Dozens of high school students huddled around a row of computer screens, their fingers flying across the keyboards as they typed in their birthdays, zip codes and preferred political parties on voter registration forms. Andrea Yagher, 16, stood among the crowd, smiling widely as she gazed out at faces both familiar and unknown.
Yagher was in the middle of hosting a drive in Los Angeles for her group, Our First Vote (OFV), which registers and pre-registers students to vote and educates them on current political issues. Pre-registering allows future voters younger than 18 to file registration paperwork before they’re even eligible to cast a ballot.
Watching yet another one of her peers scrawl their signature onto the nearly full sign-up sheet, Yagher could finally see her efforts to mobilize her generation to vote turning into a reality. “The [voter] drive made me feel like our generation has so much power,” she told Ms. “It’s our right to vote as citizens, so it’s our right and responsibility to exercise that privilege as much as we possibly can.”

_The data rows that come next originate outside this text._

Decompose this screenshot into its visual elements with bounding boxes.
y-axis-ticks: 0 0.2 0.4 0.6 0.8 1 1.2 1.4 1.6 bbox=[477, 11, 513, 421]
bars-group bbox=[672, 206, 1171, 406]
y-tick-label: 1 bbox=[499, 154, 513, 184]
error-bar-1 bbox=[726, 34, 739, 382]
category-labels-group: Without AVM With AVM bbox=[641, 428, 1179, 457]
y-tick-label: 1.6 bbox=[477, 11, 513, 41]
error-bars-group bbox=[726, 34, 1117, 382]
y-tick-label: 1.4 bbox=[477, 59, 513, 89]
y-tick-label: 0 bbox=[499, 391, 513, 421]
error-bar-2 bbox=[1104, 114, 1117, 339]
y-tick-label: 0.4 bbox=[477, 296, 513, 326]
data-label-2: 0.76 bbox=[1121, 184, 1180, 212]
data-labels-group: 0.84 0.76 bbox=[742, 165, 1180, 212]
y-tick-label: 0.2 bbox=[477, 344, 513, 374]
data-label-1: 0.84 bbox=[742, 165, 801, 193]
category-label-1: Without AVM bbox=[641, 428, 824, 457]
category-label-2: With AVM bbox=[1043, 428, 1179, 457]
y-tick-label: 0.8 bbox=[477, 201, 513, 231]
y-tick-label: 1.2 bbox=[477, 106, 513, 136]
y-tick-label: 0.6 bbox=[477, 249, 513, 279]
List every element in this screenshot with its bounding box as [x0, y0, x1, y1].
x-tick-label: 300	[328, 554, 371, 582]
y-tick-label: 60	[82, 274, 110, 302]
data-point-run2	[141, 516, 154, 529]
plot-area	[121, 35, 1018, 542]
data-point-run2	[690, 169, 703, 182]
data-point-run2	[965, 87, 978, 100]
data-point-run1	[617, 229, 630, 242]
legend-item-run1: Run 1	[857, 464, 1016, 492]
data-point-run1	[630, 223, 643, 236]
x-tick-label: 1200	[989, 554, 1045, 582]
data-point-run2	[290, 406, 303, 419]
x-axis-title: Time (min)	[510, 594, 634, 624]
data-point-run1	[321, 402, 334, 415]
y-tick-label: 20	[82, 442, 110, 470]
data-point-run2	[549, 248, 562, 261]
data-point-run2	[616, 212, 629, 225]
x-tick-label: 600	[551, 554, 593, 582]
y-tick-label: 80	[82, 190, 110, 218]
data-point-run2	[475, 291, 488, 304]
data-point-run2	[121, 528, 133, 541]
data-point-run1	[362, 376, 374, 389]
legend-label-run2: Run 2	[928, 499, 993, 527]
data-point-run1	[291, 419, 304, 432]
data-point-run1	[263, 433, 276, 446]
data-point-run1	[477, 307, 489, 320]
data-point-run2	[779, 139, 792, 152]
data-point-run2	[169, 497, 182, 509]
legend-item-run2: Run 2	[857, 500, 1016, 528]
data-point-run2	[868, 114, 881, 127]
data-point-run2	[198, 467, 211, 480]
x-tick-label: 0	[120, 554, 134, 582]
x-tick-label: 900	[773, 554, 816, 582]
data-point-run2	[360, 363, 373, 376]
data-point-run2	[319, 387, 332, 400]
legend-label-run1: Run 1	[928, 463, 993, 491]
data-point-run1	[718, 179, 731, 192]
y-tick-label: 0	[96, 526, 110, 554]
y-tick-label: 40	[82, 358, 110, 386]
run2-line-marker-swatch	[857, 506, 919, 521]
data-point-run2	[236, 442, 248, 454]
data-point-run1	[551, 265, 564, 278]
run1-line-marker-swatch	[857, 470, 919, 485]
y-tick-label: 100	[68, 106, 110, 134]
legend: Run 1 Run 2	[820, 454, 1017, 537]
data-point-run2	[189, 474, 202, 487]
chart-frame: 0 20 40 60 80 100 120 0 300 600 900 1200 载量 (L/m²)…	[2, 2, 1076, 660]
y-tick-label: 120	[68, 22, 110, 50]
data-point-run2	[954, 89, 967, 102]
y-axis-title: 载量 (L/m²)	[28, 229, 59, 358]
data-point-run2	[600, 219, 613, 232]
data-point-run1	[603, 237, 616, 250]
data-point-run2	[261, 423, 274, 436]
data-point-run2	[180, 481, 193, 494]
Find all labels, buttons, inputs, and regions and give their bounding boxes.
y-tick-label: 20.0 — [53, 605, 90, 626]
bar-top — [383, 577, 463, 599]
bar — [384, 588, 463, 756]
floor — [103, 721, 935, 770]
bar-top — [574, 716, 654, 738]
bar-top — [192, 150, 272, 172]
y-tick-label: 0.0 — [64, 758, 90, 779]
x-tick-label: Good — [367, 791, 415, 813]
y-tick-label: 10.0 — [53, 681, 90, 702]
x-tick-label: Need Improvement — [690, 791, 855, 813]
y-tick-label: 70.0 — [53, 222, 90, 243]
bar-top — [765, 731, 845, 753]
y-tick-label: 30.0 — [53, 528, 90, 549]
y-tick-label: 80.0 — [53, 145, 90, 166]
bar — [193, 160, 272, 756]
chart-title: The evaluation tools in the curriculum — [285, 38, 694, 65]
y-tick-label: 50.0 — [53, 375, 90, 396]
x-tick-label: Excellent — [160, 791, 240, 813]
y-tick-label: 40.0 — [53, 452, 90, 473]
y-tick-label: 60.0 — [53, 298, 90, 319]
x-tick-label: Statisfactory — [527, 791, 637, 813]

Although she is still two years away from casting a ballot herself, Yagher launched OFV during the 2016 presidential election after hearing from peers that the acerbity of the political campaigns discouraged them from voting. “I just felt helpless during the election season,” she explained. “I knew I didn’t have any control over voting itself, because I am a kid and I can’t vote, but it was really annoying to see that there was all this awful stuff happening and that so many people who could vote were not voting.”
In the months since, Yagher has registered and pre-registered over 500 students in the Los Angeles area and educated many more through the OFV Fact-Hub, which focuses on providing students with information from non-partisan sources about current issues surrounding equal rights, the environment and education. Before the midterms, Yagher will continue to spread her message of youth activism in the polls at the four drives planned for this fall in the Los Angeles area—but in the months and years to come, she hopes to expand Our First Vote’s registration drives to high schools all across the nation.
Our First Vote has come of age amidst growing efforts to encourage members of Generation Z to vote, with national campaigns like 22×20 working on a more widespread scale to bring educated and motivated teenagers to the polls. While low voter turnout in younger generations is far from a new issue, the shift towards mobilization is both a recent and welcome change.
“People have started to realize that we needed to shift our paradigm in thinking about young people,” said Abby Kiesa, the director of impact at the Tufts University-based Center for Information and Research on Civic Learning and Engagement which sponsors 22×20, “from assuming that they know what people who have been voting for 30 years know to making sure that we are asking all young people to cast ballots and participate in democracy.”
Peer-to-peer organizations like Our First Vote, in particular, helped break these generational blocks by allowing kids to empower each other. “We are all working as a team to inspire each other,” Yagher said. “Sometimes it’s just not as motivating for kids to listen to a bunch of adults.”
Sofia Heller, 17, who pre-registered to vote at one of Yagher’s drives, said that registering to vote besides dozens of other young women helped her to feel more empowered as a feminist. “When I pre-registered to vote, I felt like I was one step closer to being a voice in changing legislation,” Heller said. “Whether it’s about feminist issues like abortion or equal pay, or other human rights issues, I cannot wait for the day when I get to vote to protect and defend those rights—and pre-registering brought me so much closer to that point.”